Maurice Frot en 1974
Maurice Frot en 1974
Cliché communiqué par Alain Meilland

Issu d’un milieu populaire rural, son père, Marcel Frot, était maréchal-ferrant (forgeron selon l’acte de naissance) et sa mère, Rose née Dauzou, sans profession. Maurice Frot se rapprocha de la Résistance, puis grâce à des faux papiers obtenus par ce biais s’engagea dans l’armée (comme parachutiste) à la Libération, âgé de dix-sept ans. Il fuyait l’ennui, sa mère, et une vie toute tracée dans un emploi de fonctionnaire ou à la mine, dont il ne voulait pas. Envoyé avec le corps expéditionnaire en Indochine, il débarqua le 8 mars 1946 à Hanoï : le 6 mars venaient d’être signés des accords reconnaissant l’indépendance de la République Démocratique du Vietnam de Hô Chi Minh au sein de l’Union française.

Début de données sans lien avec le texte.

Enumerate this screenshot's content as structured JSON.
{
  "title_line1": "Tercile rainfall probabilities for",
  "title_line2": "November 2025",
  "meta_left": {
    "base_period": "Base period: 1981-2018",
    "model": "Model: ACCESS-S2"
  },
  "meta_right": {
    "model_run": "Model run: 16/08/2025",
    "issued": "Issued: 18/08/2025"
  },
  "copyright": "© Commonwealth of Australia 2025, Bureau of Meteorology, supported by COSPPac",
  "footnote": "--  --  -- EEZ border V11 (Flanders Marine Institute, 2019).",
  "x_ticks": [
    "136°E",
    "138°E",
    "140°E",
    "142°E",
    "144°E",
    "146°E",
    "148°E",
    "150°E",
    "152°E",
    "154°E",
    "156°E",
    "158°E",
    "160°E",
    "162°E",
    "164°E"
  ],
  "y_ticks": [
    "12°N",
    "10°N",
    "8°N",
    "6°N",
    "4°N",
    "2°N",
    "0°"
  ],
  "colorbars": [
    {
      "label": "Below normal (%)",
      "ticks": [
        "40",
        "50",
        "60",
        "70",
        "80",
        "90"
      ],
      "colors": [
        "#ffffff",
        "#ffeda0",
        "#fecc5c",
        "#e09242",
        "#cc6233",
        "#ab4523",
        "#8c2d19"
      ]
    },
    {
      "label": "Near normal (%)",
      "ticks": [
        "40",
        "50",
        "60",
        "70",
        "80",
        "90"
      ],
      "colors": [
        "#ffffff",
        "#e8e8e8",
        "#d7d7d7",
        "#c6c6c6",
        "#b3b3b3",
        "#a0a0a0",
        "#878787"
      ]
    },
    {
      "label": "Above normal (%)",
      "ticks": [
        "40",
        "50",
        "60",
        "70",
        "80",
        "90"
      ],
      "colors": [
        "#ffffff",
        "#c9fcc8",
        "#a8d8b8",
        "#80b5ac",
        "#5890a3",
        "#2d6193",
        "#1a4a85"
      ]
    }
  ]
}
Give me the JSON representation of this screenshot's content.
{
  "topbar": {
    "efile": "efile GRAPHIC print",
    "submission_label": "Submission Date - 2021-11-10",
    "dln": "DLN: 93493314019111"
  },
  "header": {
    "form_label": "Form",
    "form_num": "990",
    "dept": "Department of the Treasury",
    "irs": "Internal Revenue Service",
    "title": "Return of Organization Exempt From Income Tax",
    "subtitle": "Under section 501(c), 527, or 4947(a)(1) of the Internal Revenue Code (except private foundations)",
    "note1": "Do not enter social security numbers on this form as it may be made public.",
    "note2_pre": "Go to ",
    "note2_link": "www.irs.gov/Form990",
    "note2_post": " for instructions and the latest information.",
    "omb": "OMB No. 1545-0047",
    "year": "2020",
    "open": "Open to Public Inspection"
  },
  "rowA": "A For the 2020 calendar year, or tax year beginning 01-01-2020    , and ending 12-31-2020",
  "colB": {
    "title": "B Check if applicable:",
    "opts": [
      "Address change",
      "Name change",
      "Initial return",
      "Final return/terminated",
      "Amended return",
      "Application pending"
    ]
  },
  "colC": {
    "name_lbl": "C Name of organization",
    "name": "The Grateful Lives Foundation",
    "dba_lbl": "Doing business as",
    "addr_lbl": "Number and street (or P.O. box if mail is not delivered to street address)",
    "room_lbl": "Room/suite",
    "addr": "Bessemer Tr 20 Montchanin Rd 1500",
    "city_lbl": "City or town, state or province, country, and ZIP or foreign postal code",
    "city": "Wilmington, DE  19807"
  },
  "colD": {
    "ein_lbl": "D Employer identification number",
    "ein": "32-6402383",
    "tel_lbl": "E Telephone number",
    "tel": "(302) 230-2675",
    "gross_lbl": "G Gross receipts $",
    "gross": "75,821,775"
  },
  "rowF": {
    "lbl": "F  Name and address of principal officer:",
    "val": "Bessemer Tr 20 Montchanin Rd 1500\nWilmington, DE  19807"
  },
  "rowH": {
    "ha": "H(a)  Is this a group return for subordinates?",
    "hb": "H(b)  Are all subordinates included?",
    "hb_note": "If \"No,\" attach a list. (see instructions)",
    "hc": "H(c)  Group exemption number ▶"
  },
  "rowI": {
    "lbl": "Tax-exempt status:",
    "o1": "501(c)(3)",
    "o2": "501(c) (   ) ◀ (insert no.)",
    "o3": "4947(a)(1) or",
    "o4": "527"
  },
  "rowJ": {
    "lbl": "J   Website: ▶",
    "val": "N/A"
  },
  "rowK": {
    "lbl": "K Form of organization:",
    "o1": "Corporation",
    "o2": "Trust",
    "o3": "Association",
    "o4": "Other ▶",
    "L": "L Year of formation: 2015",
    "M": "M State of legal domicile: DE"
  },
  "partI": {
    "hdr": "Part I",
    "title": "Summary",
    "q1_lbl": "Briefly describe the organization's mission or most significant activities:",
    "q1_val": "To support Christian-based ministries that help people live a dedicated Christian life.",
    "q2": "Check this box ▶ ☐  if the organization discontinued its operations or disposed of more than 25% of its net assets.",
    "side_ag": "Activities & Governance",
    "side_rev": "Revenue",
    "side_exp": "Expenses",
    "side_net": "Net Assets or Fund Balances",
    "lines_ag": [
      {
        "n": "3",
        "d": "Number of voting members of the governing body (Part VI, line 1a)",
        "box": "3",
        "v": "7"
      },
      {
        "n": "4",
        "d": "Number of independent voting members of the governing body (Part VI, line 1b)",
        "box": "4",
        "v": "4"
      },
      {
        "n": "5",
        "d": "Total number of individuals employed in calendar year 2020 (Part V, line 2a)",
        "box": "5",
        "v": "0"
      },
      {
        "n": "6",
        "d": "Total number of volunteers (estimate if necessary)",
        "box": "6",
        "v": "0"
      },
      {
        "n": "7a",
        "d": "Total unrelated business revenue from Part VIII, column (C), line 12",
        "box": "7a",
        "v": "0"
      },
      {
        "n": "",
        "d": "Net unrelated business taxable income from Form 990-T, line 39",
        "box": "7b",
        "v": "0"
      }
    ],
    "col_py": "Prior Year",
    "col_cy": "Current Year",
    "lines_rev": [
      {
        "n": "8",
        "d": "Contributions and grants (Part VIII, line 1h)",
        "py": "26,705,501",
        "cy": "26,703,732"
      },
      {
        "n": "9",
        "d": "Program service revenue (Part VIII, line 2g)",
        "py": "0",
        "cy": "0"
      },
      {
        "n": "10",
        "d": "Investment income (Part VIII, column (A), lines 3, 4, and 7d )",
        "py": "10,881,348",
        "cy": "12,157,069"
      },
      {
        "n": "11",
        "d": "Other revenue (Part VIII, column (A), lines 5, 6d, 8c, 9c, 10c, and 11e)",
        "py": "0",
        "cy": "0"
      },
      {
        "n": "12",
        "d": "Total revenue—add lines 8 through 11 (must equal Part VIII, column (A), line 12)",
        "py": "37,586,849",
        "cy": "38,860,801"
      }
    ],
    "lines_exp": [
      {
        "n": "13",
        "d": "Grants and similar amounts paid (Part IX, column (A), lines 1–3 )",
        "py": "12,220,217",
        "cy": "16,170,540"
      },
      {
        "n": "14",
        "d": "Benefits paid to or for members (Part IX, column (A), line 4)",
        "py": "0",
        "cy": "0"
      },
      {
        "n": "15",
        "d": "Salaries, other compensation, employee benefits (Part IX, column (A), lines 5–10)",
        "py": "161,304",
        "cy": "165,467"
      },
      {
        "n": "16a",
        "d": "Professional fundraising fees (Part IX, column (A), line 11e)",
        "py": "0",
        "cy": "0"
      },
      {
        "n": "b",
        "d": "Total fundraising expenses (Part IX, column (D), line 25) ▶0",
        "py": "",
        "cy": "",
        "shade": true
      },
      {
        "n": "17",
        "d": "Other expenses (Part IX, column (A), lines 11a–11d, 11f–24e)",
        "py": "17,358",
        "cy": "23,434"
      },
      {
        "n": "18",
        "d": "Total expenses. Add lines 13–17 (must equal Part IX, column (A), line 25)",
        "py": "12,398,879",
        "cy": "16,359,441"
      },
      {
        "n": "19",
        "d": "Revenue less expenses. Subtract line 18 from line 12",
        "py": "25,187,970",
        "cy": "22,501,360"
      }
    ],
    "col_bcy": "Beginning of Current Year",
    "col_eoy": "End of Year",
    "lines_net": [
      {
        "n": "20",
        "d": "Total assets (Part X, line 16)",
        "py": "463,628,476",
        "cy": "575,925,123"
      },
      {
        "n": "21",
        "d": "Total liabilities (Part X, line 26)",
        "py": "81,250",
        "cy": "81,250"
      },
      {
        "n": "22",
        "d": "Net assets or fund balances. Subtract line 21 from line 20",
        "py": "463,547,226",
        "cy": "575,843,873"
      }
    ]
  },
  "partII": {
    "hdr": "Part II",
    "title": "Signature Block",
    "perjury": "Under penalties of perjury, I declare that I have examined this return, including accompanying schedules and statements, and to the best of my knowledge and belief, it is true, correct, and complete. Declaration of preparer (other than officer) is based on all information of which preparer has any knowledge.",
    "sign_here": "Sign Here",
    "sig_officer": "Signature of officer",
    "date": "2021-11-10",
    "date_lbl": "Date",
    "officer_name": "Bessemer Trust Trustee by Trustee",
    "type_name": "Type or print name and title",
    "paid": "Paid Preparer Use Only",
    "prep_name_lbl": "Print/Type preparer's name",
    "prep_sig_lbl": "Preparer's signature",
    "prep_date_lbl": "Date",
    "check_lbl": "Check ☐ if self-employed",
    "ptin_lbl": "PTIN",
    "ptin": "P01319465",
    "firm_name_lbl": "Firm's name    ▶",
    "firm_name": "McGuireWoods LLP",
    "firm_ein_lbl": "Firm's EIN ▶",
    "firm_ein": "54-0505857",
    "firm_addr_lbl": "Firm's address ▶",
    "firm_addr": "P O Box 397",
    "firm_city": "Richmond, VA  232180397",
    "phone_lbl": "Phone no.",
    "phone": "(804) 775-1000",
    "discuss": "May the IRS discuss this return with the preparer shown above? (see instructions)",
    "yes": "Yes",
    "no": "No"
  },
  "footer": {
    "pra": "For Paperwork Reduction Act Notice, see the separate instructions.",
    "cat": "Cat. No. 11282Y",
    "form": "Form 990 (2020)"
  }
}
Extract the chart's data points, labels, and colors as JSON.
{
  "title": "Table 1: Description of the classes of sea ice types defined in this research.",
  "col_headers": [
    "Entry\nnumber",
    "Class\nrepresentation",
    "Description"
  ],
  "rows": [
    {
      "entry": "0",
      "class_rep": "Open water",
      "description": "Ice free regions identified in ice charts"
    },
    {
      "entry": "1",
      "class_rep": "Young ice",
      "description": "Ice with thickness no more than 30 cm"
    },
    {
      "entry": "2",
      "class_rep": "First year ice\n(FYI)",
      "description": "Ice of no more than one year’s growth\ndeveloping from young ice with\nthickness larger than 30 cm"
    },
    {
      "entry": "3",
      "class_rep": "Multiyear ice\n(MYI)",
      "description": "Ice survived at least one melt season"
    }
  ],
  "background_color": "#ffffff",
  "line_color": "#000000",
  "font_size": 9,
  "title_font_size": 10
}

Démobilisé en 1948, il ne rentra à Decazeville que pour fuir à nouveau. Tenté par la pêche à la morue, il y renonça très vite : cette vie de « damnés » n’est pas pour lui. Les petits boulots se succédèrent, ; l’un d’entre eux lui fit rencontrer son épouse, Raymonde Faucher. Il se marièrent en avril 1949 et s’installèrent à Clichy. Maurice Frot obtint un emploi comme commercial dans une entreprise de contreplaqué. Mais son « expérience » indochinoise le hantait : il écrivait la nuit des dizaines de poèmes évoquant cette période, dans un cahier d’écolier. Et il déprimait, rendant la vie conjugale bien difficile. Il lisait beaucoup, commençait à fréquenter le milieu anar dont il se sentait proche, ce qui lui donna l’occasion d’entendre Léo Ferré lors d’un récital à la Mutualité. Ce qu’écrivait Léo Ferré était complètement en phase avec ce que lui-même ressentait et pensait. En 1956, le couple Frot était au bord de la rupture, alors son épouse, Raymonde Faucher, sans rien lui dire, prit les poèmes de son mari et alla sonner chez les Ferré, boulevard Pershing à Paris. Elle s’expliqua comme elle pouvait avec Madeleine qui la recevait, et demanda si Léo Ferré accepterait de lire ce qu’elle avait apporté en précisant bien qu’elle récupèrerait impérativement ces écrits le lendemain. Quand elle revint le jour suivant, ce furent Madeleine et Léo qui la reçurent : « on vous attend pour dîner samedi soir ». Au cours de cette réception, Léo Ferré lui dit simplement « Tu n’es pas poète. Mais mets-toi au boulot, et écrit un bouquin sur ce que tu as vécu là-bas ». Léo Ferré devint ainsi son ami. Maurice Frot mit sept ans à écrire Le Roi des rats : Léo Ferré avait été sans complaisance et lui fit réécrire chacune de ses versions jusqu’à ce qu’il agrée celle dont il fit la préface.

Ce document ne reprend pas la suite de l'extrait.